Metode Multy-Sensory
Dengan
metode yang terintegrasi, disini anak akan diajarkan mengeja tidak hanya
berdasarkan apa yang didengarnya lalu diucapkan kembali, tapi juga memanfaatkan
kemampuan memori visual (penglihatan) serta taktil (sentuhan). Dalam
prakteknya, mereka diminta menuliskan huruf-huruf di udara dan di lantai, membentuk
huruf dengan lilin (plastisin), atau dengan menuliskannya besar-besar di
lembaran kertas. Cara ini memungkinkan terjadinya asosiasi antara pendengaran,
penglihatan, dan sentuhan. Sehingga mempermudah otak bekerja dengan mengingat
kembali huruf-huruf.
b.
Membangun Rasa Percaya Diri
Gangguang disleksia pada anak-anak
sering tidak dipahami dan diketahui dalam lingkungannya, termasuk orang tuanya
sendiri. Akibatnya, mereka cenderung dianggap bodoh dan lamban dalam belajar
karena tidak bisa membaca dan menulis dengan benar, seperti kebanyakan
anak-anak lain. Oleh karena itu, mereka sering dilecehkan, diejek, ataupun
mendapatkan perlakuan negatif, sementara kesulitan itu bukan disebabkan
kemalasan.
Alangkah baiknya, jika orang tua
dan guru peka terhadap kesulitan anak. Dari situ dapat dilakukan deteksi dini
untuk mencari tahu faktor penghambat proses belajarnya. Setelah ditemukan,
tentu bisa diputuskan strategi yang efektif untuk mengatasinya. Mulai dari
proses pengenalan dan pemahaman sederhana, hingga permainan kata dan kalimat
dalam buku-buku cerita sederhana.
c.
Terapi
Saat anak-anak diketahui mengalami
disleksia, patut diberikan terapi sedini mungkin, seperti terapi mengulang
dengan penuh kesabaran dan ketekunan membantu si anak mengatasi kesulitannya.

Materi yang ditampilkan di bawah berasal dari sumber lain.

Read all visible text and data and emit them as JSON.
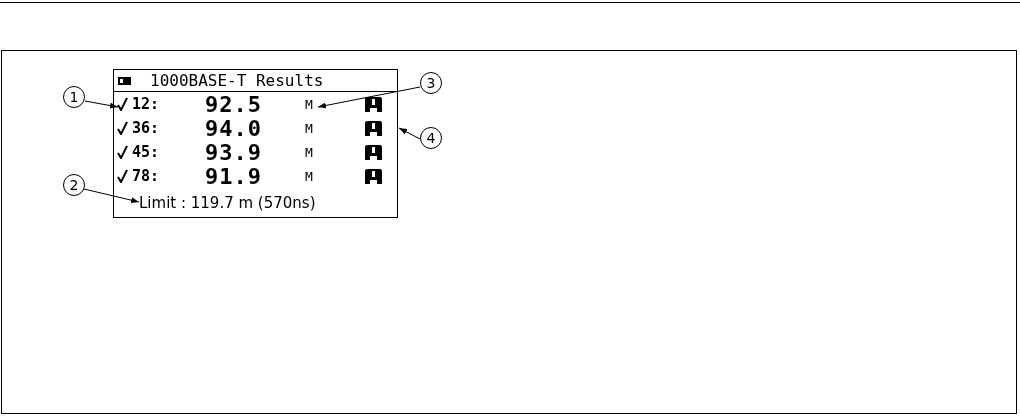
{
  "screen": {
    "title": "1000BASE-T Results",
    "rows": [
      {
        "pair": "12:",
        "checked": true,
        "value": "92.5",
        "unit": "M"
      },
      {
        "pair": "36:",
        "checked": true,
        "value": "94.0",
        "unit": "M"
      },
      {
        "pair": "45:",
        "checked": true,
        "value": "93.9",
        "unit": "M"
      },
      {
        "pair": "78:",
        "checked": true,
        "value": "91.9",
        "unit": "M"
      }
    ],
    "limit": "Limit : 119.7 m (570ns)"
  },
  "callouts": [
    {
      "label": "1"
    },
    {
      "label": "2"
    },
    {
      "label": "3"
    },
    {
      "label": "4"
    }
  ]
}
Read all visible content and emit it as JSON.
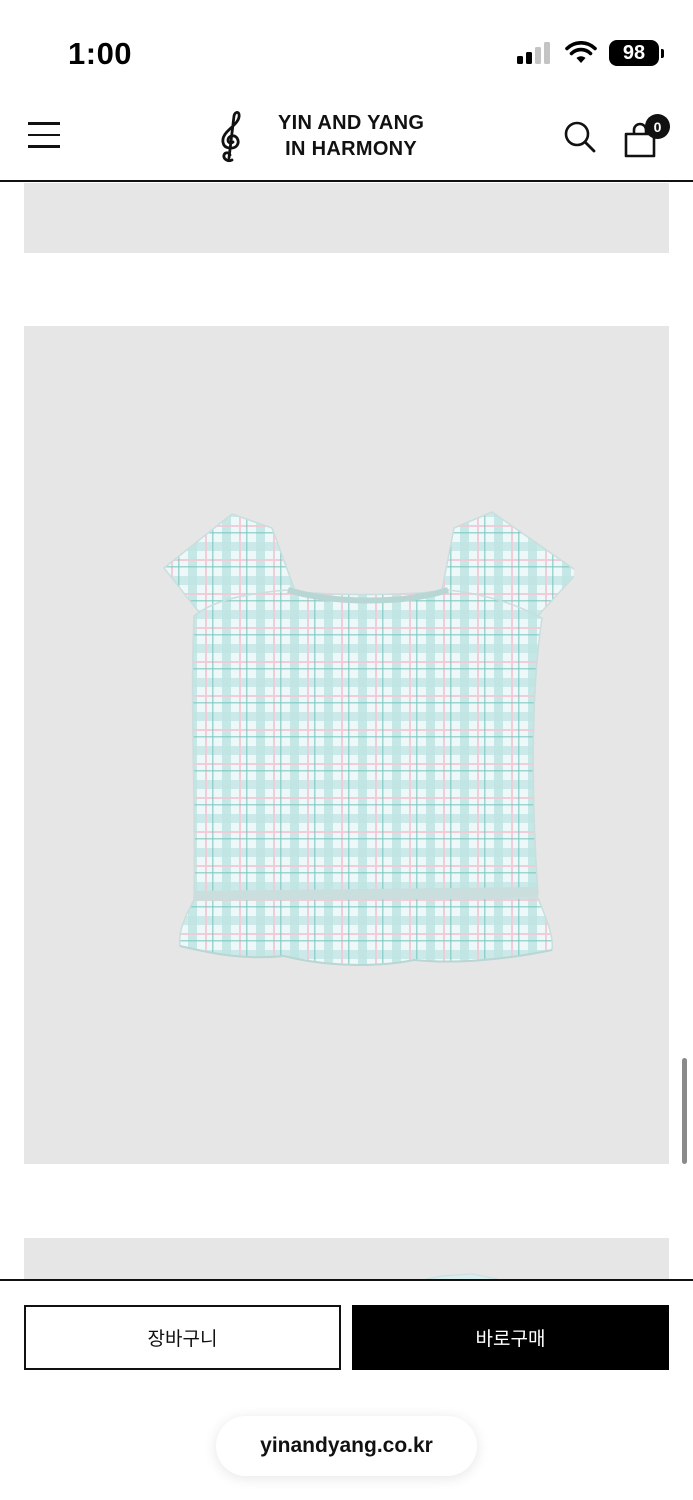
{
  "status_bar": {
    "time": "1:00",
    "battery": "98",
    "icons": [
      "cellular-signal-icon",
      "wifi-icon",
      "battery-icon"
    ]
  },
  "header": {
    "brand_line1": "YIN AND YANG",
    "brand_line2": "IN HARMONY",
    "cart_count": "0",
    "icons": [
      "hamburger-menu-icon",
      "treble-clef-logo",
      "search-icon",
      "shopping-bag-icon"
    ]
  },
  "product": {
    "image_background": "#e6e6e6"
  },
  "actions": {
    "add_to_cart": "장바구니",
    "buy_now": "바로구매"
  },
  "browser": {
    "url": "yinandyang.co.kr"
  },
  "colors": {
    "primary": "#000000",
    "background": "#ffffff",
    "image_panel": "#e6e6e6",
    "garment_mint": "#bfe4e2"
  }
}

Anak-anak yang mengalami disleksia sering merasakan tidak dapat melakukan atau
menghasilkan yang terbaik seperti yang mereka inginkan.
Anak-anak
tertentu, khusunya disleksia tidak akan pernah mampu membaca dengan kecepatan
tinggi dan akan selalu mengalami kesulitan mengembangkan kemampuan mengeja yang
sesuai usia. Disleksia dipandang sebagai gangguan biologis yang
dimanifestasikan dengan kesulitan dalam belajar membaca dan mengeja walaupun
diberi pengajaran konvensional dan memiliki kecerdasan yang memadai.